One of the studies, which started in December and is slated to run until December 2022, tests the safety and feasibility of a 50/50 blend of the mushrooms agarikon and turkey tail in capsules.

According to Saxe, the mushrooms were chosen because of their long history of use and recent evidence of immunity-enhancing and anti-viral effects.

In a study published in the March 2019 issue of Mycology, agarikon was found to inhibit viruses, including influenza and herpes. Saxe said he believes medicinal mushrooms inhibit the viruses’ replication, a theory he plans to test against SARS-CoV-2 in a Phase II trial.

“Mushrooms have the advantage that they co-evolved with us,” Saxe said. “So bacteria, viruses, and other fungi prey on mushrooms just like they prey on humans.

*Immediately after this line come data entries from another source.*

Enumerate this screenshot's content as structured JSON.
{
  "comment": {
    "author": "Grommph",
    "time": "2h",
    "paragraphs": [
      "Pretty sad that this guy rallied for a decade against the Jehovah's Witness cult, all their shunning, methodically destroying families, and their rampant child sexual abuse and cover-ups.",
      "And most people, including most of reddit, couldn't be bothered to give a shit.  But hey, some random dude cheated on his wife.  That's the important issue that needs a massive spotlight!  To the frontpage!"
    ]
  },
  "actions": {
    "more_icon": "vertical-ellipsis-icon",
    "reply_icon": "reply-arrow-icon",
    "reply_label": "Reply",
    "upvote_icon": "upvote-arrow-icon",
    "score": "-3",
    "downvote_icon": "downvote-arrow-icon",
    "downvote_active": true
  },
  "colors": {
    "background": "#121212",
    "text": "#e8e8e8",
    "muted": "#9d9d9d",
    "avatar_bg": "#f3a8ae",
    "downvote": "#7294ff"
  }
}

And mushrooms have developed exquisite defenses against those pests, and we believe they can confer those to us when we eat them.”

The second trial, which began in July and is projected to conclude in December 2022, tests the safety and feasibility of a formulation of 21 Chinese herbs from Taiwan—called Qing Fei Pai Du Tang—that is widely used as a COVID-19 remedy in China.

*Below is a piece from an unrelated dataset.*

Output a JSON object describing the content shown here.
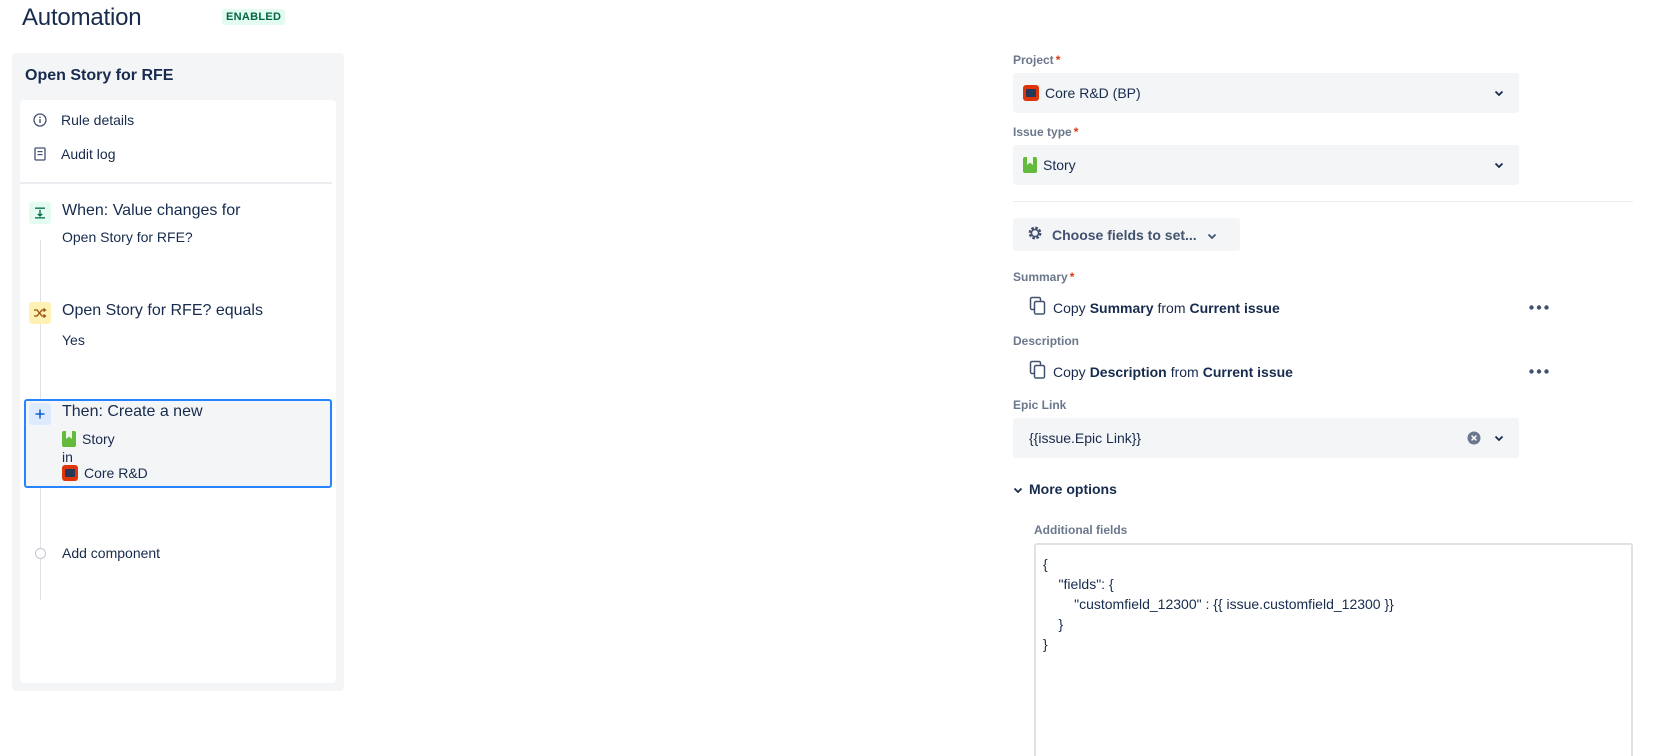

MACH-19’s third ongoing trial, which began in June and is scheduled for completion in June 2022, measures whether the same medicinal mushrooms, given in capsules at the time of initial COVID-19 vaccination, can increase antibodies and other immune responses.

Saxe said his team is close to launching a fourth trial to look at whether medicinal mushrooms could provide a similar lift to COVID-19 booster shots.

“Vaccines lead to the production of antibodies that can destroy the virus in the blood,” Saxe said. “Mushrooms may not only increase the number of these antibodies, but also enhance T-cell immunity against virally infected cells.

“Further, because mushrooms bind to receptors on human immune cells, they can modulate our immunity, boosting it in some ways and calming it down in others,” he said. “And this property of mushrooms may also reduce vaccine-related side effects.”

Natural therapeutics have been used for centuries to treat infectious diseases, Saxe said, noting that herbs have helped Chinese doctors manage 300 recorded epidemics, while the Greek pharmacologist Pedanius Dioscorides prescribed agarikon to treat pulmonary infections 2,300 years ago.

Initial safety data from the trials are expected by the end of this year. Whatever is found, Saxe said he was happy just getting the FDA’s approval, which he called a sign that Western scientific minds are broadening.

“Like the population as a whole, the FDA has, in recent years, become more aware of integrative, complementary medicine and has shown more of a willingness to find ways to study these approaches,” he said. “But they’re still as rigorous as they are for pharmaceuticals.”